A. How QBR "relates to winning" is a question that can be interpreted various ways. One way that we addressed this on TV was that the team winning the QBR battle within a game wins the game 86% of the time. Teams that win the turnover battle don't win this often. Teams that win the NFL Passer Rating battle don't win this often. This result is primarily emphasizing that QBR is capturing team results and that quarterbacks performance is quite important to that.
But QBR is not meant to be a perfect indicator. A quarterback affects the offense, so a quarterback with a good defense doesn't have to be as good. What illustrates this are the 2008 seasons of Ben Roethlisberger of the Pittsburgh Steelers and Dan Orlovsky of the defenseless Detroit Lions. Orlovsky had a Total QBR value of 51, whereas Roethlisberger posted just a 46 (but a 61 in the playoffs that people remember).
In that year, expected points allowed by team defense had the Steelers second in the NFL and the Lions dead last, with more than 300 points difference on the defensive side of the ball. With that kind of defensive difference, it was possible for Orlovsky to have a better rating than Roethlisberger and still lose a lot more.
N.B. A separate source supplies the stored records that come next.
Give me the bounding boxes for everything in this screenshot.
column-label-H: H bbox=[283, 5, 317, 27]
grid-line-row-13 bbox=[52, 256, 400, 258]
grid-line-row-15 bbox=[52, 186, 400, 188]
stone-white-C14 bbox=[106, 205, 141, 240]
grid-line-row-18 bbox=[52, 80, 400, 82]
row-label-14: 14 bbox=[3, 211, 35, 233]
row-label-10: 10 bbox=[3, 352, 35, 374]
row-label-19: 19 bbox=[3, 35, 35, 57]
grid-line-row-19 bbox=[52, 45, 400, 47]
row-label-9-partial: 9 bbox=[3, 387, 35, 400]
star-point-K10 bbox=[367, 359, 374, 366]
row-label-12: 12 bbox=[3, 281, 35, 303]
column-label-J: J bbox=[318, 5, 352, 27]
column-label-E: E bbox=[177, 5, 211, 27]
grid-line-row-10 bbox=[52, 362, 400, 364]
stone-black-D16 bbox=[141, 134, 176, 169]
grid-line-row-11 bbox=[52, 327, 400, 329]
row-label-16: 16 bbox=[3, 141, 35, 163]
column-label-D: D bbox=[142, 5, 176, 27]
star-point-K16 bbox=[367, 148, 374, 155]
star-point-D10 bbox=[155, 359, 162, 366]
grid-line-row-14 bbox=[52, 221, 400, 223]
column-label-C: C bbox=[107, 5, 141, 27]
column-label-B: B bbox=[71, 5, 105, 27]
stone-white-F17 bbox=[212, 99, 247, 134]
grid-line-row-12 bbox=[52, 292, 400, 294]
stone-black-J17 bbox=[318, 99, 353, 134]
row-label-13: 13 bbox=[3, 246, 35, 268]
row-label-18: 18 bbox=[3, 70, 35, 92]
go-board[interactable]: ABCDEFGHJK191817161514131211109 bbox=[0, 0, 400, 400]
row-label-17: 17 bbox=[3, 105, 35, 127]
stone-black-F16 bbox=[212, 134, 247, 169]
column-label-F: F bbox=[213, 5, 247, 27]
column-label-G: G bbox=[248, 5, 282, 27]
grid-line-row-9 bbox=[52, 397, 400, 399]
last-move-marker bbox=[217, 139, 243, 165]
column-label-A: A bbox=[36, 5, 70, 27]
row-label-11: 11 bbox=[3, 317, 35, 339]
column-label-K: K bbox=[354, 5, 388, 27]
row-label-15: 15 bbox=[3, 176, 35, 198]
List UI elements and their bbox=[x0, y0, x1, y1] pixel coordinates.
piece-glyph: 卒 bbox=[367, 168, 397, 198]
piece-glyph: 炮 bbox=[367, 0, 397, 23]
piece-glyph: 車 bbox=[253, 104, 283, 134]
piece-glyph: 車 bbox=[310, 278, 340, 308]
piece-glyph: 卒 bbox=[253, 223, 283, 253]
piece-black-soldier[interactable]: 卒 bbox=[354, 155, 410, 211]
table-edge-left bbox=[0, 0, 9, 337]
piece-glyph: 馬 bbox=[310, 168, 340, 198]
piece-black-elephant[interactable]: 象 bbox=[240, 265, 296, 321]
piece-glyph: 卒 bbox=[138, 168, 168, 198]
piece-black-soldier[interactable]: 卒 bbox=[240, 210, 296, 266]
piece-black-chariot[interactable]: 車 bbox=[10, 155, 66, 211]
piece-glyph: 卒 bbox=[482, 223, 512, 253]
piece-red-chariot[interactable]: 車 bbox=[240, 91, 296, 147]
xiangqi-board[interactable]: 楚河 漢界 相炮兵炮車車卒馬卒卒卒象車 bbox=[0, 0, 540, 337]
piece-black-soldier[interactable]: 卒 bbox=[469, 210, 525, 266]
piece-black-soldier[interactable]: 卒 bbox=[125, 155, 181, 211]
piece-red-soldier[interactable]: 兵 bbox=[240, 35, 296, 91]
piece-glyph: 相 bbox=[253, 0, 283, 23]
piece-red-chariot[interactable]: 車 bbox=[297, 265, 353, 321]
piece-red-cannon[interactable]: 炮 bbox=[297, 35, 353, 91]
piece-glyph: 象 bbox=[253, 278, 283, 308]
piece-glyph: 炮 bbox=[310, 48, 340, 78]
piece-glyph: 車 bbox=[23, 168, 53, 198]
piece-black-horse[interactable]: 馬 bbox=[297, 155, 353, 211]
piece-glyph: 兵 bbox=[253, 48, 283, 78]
Orlovsky wasn't terrible either. In the 7 games that Orlovsky started for the Lions, the team offense was about average by expected points added; in the other 9 games, they were roughly 10 points per game worse. In the games started by Roethlisberger, the Pittsburgh team offense was about the same as the Orlovsky-led Lions offense.
So QBR is meant to correlate to offense, moving the ball downfield, turning good field position into points, avoiding giving it back to the defense. Good offensive performance is not the same as winning. To the degree that offense correlates to winning, QBR should be helpful.